A Vivendi investiu US$ 40 milhões no desenvolvimento do aplicativo e, principalmente, nas produções cinematográficas. Neste primeiro momento, há cerca de 15 séries disponíveis.

Toda semana será lançada uma nova série ou nova temporada. As produções estarão disponíveis em diversos idiomas como português, inglês, espanhol e francês.

Um dos destaques é a série brasileira produzida para o aplicativo, chamada “Crime Time: Hora de Perigo” baseada em fatos reais. Filmada no Rio de Janeiro e São Paulo, ela conta a história de um político e apresentador de TV julgado por “encomendar” crimes.

O Brasil foi escolhido pela Vivendi para o lançamento mundial do aplicativo. Segundo Delport, essa decisão está relacionada à boa capilaridade da parceira Vivo no País, além de ser um mercado considerado receptivo a novas tecnologias.

O executivo observou também que o Brasil ainda não tem uma grande difusão da TV paga entre a população, o que dá maior abertura para a entrada no mercado de filmes e séries.
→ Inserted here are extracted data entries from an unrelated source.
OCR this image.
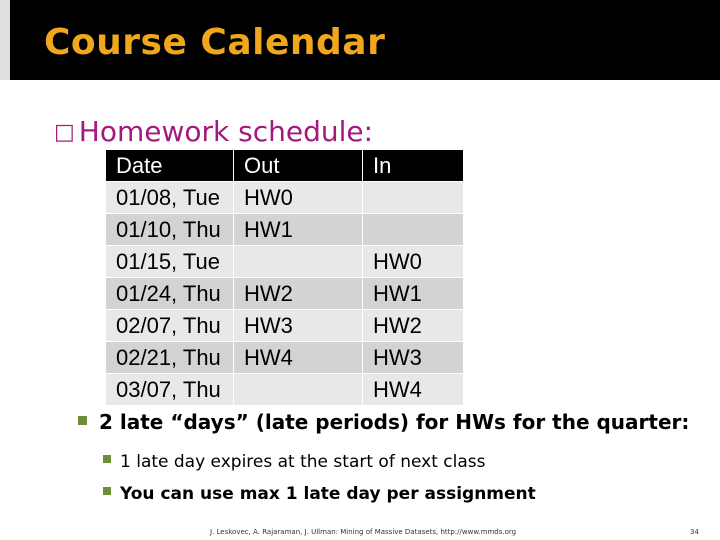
Course Calendar
□ Homework schedule:
Date	Out	In
01/08, Tue	HW0	
01/10, Thu	HW1	
01/15, Tue		HW0
01/24, Thu	HW2	HW1
02/07, Thu	HW3	HW2
02/21, Thu	HW4	HW3
03/07, Thu		HW4
2 late “days” (late periods) for HWs for the quarter:
1 late day expires at the start of next class
You can use max 1 late day per assignment
J. Leskovec, A. Rajaraman, J. Ullman: Mining of Massive Datasets, http://www.mmds.org	34
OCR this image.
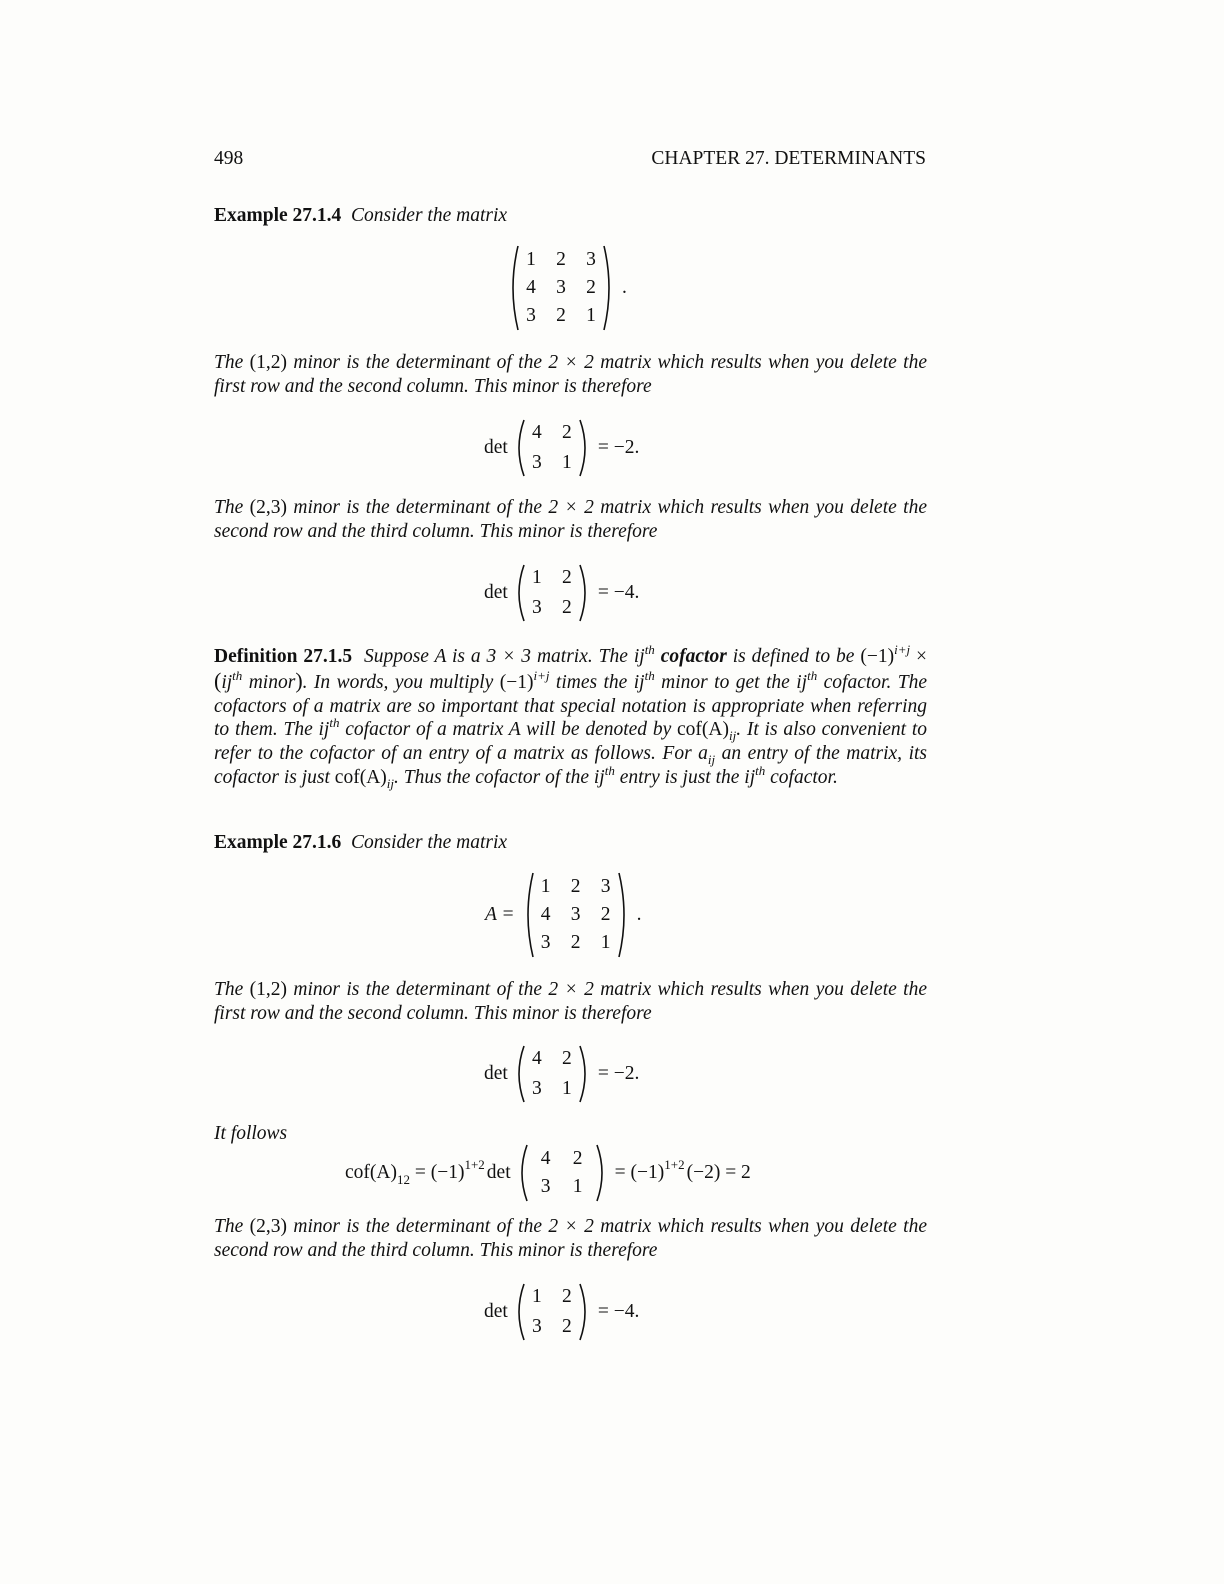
498	CHAPTER 27. DETERMINANTS
Example 27.1.4 Consider the matrix
1 2 3
4 3 2
3 2 1
.
The (1,2) minor is the determinant of the 2 × 2 matrix which results when you delete the first row and the second column. This minor is therefore
det
4 2
3 1
= −2.
The (2,3) minor is the determinant of the 2 × 2 matrix which results when you delete the second row and the third column. This minor is therefore
det
1 2
3 2
= −4.
Definition 27.1.5 Suppose A is a 3 × 3 matrix. The $ij^{th}$ cofactor is defined to be $(-1)^{i+j} \times (ij^{th}$ minor). In words, you multiply $(-1)^{i+j}$ times the $ij^{th}$ minor to get the $ij^{th}$ cofactor. The cofactors of a matrix are so important that special notation is appropriate when referring to them. The $ij^{th}$ cofactor of a matrix A will be denoted by $cof(A)_{ij}$. It is also convenient to refer to the cofactor of an entry of a matrix as follows. For $a_{ij}$ an entry of the matrix, its cofactor is just $cof(A)_{ij}$. Thus the cofactor of the $ij^{th}$ entry is just the $ij^{th}$ cofactor.
Example 27.1.6 Consider the matrix
A =
1 2 3
4 3 2
3 2 1
.
The (1,2) minor is the determinant of the 2 × 2 matrix which results when you delete the first row and the second column. This minor is therefore
det
4 2
3 1
= −2.
It follows
cof(A)12 = (−1)1+2 det
4 2
3 1
= (−1)1+2 (−2) = 2
The (2,3) minor is the determinant of the 2 × 2 matrix which results when you delete the second row and the third column. This minor is therefore
det
1 2
3 2
= −4.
Ainda neste ano, o Studio+ chegará a Argentina, Chile, Peru e México, países onde a Vivendi tem parceria com a Movistar. Na sequência, o aplicativo chegará aos Estados Unidos, Europa e Ásia, onde os parceiros da Vivendi ainda estão sendo definidos. Na Itália, será a Telecom Italia.

No Brasil, a exclusividade da Vivo com a comercialização do aplicativo será de três anos. Para o presidente da operadora, Amos Genish, a expectativa é de uma difusão gradual e consistente.

“O Studio+ é um produto novo, com qualidade enorme para os dispositivos móveis. Ainda pode levar algum tempo para disseminar e para as pessoas começarem a comentar sobre as séries e filmes, mas vai acontecer”, disse. “Eu acredito, pessoalmente, que será o Netflix do mobile”, completou o executivo.